Observation of Internal Electron Transfer in Bulky Allyl Ytterbium Complexes with Substituted Terpyridine Ligands

A series of new bulky allyl terpyridyl−ytterbium complexes have been synthesized to determine the effect of allyl ligands on the internal charge-transfer process that exists in these materials.

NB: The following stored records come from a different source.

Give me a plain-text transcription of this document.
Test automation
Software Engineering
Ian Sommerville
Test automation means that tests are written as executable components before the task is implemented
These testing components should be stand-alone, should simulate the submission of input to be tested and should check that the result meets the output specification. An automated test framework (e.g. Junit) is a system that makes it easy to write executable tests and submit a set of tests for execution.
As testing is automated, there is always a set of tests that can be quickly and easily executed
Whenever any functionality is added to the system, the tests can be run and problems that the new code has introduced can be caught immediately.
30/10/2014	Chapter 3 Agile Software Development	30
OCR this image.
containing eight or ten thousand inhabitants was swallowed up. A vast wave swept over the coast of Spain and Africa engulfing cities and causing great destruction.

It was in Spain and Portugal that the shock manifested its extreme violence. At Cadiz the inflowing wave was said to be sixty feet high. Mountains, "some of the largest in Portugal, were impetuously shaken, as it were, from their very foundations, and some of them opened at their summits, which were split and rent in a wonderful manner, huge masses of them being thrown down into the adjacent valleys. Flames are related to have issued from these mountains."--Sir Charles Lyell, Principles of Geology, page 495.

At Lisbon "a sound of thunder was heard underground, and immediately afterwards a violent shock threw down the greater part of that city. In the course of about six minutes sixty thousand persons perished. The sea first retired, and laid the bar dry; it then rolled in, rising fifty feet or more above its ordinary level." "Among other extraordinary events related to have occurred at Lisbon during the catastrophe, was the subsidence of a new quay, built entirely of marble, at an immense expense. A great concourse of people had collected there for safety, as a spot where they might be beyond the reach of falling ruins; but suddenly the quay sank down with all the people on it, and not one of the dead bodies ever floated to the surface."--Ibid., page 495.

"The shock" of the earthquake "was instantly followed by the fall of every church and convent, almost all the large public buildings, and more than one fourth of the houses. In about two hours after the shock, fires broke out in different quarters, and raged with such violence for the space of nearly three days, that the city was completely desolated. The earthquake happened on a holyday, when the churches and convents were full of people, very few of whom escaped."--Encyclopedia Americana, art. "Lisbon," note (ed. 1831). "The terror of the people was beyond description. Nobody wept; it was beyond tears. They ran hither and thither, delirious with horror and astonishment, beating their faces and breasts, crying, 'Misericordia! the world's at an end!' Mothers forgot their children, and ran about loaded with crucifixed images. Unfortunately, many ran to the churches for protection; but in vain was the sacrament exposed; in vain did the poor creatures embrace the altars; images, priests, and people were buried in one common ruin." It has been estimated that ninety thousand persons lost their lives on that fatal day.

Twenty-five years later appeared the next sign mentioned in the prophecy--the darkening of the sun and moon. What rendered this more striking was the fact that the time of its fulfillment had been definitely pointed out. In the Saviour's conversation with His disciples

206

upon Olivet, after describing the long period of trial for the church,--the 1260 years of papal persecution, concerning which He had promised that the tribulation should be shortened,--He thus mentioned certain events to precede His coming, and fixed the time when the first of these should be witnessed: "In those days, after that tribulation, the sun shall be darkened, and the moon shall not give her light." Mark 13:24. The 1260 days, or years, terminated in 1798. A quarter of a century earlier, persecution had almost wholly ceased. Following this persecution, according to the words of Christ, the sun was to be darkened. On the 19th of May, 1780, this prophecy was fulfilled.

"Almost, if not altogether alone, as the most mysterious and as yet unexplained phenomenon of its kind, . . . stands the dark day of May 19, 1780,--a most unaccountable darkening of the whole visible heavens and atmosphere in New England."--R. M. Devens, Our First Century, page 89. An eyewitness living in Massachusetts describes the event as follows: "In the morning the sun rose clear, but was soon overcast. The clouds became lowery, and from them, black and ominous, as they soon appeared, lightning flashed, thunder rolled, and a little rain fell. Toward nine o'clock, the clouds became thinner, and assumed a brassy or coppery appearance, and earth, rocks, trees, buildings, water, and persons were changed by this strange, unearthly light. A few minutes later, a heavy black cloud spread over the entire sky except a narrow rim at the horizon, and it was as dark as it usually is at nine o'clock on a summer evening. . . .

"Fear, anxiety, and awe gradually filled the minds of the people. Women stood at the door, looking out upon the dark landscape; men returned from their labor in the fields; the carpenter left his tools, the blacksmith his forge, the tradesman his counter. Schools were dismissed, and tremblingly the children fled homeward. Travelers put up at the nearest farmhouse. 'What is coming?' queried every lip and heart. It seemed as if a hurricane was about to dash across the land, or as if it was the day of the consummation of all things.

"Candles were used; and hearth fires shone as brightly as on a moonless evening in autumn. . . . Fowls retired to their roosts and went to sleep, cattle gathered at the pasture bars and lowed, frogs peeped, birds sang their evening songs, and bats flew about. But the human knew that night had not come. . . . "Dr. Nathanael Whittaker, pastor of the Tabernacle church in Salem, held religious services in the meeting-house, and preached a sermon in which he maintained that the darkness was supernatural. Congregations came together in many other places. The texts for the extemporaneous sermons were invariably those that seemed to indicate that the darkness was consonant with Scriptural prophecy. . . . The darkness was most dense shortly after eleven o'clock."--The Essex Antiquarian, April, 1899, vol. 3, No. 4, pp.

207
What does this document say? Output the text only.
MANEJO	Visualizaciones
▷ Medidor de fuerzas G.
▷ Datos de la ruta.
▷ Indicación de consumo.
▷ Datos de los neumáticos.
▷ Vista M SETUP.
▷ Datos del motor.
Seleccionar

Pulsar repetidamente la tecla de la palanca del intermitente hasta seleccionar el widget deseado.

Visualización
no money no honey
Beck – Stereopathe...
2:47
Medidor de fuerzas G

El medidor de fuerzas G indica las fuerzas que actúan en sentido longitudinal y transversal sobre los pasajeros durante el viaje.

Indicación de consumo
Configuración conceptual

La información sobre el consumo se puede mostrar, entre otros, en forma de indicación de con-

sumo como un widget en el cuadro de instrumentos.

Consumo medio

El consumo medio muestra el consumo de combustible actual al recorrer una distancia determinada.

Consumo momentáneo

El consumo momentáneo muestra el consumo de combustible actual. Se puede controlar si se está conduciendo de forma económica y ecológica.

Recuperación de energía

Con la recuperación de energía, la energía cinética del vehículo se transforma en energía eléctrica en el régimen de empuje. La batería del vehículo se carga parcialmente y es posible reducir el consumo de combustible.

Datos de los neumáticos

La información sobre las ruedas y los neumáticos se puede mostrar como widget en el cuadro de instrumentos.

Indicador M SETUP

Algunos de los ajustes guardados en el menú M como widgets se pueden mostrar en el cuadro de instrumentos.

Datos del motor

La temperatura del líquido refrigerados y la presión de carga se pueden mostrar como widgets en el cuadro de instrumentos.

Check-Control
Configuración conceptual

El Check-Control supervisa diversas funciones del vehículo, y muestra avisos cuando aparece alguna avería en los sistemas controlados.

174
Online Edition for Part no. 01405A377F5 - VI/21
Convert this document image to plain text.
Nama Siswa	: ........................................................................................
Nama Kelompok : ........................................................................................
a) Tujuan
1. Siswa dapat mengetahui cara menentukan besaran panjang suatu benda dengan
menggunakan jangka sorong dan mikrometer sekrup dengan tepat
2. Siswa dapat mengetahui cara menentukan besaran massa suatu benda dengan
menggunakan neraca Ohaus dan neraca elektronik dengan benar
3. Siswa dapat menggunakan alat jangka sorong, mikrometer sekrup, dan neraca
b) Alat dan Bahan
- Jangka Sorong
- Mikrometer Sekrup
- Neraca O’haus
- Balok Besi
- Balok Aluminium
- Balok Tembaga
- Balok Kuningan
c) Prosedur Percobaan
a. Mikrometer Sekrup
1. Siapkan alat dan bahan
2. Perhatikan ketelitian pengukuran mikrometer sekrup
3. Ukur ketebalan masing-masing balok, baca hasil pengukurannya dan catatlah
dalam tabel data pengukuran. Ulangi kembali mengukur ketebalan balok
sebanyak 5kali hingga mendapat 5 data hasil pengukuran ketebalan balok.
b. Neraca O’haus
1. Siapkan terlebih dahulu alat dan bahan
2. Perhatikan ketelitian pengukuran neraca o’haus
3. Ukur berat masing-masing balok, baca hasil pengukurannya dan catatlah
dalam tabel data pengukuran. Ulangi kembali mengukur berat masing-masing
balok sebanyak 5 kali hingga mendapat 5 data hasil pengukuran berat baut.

Compared to the pentamethylcyclopentadienyl−ytterbocene compound Cp*2Yb(tpyCN) (νC⋮N = 2172 cm-1), the symmetrically substituted allyl complex [1,3-(SiMe3)2C3H3]2Yb(tpyCN) possesses a markedly lowered C⋮N frequency of 2130 cm-1. Furthermore, the electronic nature of these bulky allyl complexes can be tuned, as demonstrated by the C⋮N frequency of the asymmetric derivatives [1-(SiMe3)C3H4]2Yb(tpyCN) and [1-(SiPh3)-3-(SiMe3)C3H3]2Yb(tpyCN) (2171 and 2164 cm-1, respectively). The differences in these frequencies can be attributed to differences in the ligands' steric and electronic character. Single-crystal X-ray characterization of [1,3-(SiMe3)2C3H3]2Yb(tpy) reveals that the allyl moiety possesses shorter Yb−C and Yb−N bond distances than the Cp* analogue. The magnetic susceptibility data for [1,3-(SiMe3)2C3H3]2Yb(tpy) departs dramatically from the Curie law, with a room-temperature magnetic moment of 2.95 μB.